= Jos Chathukulam =

Jos Chathukulam is the Director of the Centre for rural management, Kottayam, Kerala, India.

==Education==
He did his Post Graduate Studies in Political Science at the University of Kerala and the University of Mysore and later obtained a Doctorate in Development Administration from the Institute for Socio Economic Change (ISEC), Bangalore with ICSSR Fellowship under the supervision of Prof.BS Bhargava.
He had served as a Post Doctoral Fellow at the School of International Relation of Mahatma Gandhi University in Kottayam.

==Career==
He has a number of publications in Economic and Political Weekly and other national and international Journals to his credit.
Chathukulam has evaluated 52 major development projects in India which is administered by different national and international agencies including Government of India.

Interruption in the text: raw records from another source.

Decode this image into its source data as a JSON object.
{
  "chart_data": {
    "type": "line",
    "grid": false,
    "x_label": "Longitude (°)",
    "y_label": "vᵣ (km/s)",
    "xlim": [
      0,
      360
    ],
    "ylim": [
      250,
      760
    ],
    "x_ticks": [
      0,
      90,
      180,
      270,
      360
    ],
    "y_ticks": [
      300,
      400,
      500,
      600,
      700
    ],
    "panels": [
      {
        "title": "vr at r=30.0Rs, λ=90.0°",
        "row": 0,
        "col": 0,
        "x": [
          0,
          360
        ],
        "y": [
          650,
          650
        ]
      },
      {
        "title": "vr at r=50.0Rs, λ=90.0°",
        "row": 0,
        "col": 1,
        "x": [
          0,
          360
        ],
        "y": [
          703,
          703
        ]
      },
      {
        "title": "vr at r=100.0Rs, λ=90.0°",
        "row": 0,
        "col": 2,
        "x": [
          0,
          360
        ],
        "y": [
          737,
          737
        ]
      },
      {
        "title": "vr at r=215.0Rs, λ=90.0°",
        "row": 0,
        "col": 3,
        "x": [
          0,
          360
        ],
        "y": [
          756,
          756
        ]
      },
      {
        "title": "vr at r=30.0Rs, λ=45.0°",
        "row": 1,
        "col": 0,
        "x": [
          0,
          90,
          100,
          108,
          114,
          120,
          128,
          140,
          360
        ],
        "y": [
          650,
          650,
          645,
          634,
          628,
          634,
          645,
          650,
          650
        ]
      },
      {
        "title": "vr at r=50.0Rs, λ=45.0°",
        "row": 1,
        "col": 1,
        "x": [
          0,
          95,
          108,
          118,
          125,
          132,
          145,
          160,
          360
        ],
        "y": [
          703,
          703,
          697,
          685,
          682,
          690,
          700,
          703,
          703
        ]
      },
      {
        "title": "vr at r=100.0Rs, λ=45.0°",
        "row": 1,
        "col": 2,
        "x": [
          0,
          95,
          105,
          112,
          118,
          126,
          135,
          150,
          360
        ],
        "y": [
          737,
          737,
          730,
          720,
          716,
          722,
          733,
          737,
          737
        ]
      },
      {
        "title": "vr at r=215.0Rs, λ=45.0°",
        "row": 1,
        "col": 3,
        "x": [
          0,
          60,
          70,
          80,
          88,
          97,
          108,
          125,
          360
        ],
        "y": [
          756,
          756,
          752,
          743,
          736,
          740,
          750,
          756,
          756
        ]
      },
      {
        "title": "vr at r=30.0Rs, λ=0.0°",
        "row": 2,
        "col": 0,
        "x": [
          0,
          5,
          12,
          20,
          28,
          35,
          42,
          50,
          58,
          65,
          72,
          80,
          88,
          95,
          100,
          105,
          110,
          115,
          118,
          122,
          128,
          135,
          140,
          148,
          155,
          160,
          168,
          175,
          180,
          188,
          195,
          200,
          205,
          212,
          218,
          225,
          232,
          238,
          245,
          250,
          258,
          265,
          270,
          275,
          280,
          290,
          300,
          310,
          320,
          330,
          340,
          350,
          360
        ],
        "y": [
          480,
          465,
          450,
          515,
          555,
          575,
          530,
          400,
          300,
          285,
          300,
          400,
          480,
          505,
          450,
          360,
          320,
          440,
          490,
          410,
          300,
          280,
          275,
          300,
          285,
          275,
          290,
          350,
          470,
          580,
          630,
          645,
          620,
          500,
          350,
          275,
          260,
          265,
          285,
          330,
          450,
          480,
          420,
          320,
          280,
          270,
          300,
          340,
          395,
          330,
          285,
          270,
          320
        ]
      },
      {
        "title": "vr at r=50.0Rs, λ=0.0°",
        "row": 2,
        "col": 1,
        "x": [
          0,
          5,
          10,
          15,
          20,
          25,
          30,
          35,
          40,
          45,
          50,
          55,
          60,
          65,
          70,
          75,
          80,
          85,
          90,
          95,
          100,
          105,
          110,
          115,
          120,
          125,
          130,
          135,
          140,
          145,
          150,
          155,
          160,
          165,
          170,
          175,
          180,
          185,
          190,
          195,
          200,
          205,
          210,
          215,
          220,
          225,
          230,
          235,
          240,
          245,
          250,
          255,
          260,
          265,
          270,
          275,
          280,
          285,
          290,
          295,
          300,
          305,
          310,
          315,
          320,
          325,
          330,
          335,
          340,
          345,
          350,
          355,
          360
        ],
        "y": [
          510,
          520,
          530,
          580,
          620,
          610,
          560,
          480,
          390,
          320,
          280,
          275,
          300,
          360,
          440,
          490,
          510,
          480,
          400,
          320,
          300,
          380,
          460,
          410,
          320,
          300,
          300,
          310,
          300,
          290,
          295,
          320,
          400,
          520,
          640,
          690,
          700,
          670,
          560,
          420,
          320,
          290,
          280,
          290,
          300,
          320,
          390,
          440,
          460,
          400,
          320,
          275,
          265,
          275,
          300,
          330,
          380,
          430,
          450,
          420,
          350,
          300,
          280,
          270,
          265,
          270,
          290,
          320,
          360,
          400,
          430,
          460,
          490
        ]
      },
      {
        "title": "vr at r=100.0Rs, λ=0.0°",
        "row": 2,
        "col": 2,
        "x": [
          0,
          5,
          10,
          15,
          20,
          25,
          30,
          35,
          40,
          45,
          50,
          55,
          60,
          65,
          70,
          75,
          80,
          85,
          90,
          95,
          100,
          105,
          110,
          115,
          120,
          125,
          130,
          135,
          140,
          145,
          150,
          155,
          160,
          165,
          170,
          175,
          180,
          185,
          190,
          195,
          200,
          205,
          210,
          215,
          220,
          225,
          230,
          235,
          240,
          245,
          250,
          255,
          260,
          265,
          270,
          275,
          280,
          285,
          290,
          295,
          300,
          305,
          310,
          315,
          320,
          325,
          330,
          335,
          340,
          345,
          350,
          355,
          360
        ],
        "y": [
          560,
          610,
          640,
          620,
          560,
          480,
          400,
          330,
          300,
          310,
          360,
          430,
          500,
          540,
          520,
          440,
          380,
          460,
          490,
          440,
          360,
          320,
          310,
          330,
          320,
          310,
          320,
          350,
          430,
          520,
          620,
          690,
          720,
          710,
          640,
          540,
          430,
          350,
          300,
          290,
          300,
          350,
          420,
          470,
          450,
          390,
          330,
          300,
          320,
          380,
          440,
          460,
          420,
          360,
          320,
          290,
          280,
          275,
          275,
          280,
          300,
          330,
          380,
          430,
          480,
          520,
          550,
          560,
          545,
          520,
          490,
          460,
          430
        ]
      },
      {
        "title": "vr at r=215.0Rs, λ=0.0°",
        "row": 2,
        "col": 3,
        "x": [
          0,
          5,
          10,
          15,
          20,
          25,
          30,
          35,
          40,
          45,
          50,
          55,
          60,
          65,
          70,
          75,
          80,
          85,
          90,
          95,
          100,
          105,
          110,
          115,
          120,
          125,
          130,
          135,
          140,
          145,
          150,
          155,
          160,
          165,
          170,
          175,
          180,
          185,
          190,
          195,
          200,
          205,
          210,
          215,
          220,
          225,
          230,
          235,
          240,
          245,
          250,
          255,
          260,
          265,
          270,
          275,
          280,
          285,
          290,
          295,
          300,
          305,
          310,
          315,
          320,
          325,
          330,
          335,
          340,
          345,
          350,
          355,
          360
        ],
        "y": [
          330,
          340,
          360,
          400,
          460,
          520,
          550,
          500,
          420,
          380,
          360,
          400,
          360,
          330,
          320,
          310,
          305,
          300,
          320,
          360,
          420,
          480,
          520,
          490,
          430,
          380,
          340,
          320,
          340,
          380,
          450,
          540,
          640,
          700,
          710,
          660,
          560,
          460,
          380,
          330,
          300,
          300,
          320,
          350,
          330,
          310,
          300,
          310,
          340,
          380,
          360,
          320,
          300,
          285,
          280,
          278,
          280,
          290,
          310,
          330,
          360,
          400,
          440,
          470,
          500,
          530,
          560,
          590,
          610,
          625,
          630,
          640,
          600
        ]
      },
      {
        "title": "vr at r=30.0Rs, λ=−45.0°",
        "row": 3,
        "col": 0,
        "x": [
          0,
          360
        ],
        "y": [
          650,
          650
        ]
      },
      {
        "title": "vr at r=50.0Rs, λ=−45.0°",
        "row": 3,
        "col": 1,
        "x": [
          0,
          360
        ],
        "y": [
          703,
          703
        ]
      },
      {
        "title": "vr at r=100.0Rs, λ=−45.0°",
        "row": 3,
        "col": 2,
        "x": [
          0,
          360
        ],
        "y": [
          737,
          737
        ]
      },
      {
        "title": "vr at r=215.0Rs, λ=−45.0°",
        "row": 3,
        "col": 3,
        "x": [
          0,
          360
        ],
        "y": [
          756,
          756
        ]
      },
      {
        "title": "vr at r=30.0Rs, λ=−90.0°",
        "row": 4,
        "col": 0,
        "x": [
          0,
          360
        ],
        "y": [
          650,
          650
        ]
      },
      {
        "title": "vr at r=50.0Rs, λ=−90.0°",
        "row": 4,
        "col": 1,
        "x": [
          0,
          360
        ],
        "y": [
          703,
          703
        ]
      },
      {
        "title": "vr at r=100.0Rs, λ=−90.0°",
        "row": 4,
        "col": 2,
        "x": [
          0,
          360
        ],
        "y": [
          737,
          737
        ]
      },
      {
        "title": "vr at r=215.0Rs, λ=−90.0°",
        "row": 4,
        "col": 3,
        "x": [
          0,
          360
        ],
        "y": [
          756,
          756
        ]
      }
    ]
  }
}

He was the team leader of the District Level Monitoring (DLM) of all the Rural Development Programmes in three districts of Kerala.

He has been a consultant of Kerala State Planning Board, Government of Kerala and Vice Chairman the District Planning Committee for the District of Kottayam during the Ninth Five Year Plan. He closely involved in the literacy movement, resource mapping and Peoples Planning in Kerala - a campaign for decentralisation. He is a national level consultant of projects on rural development, panchayat raj and decentralised planning. His areas of interest include decentralization, development administration, employment, rural development, participatory planning and social movements.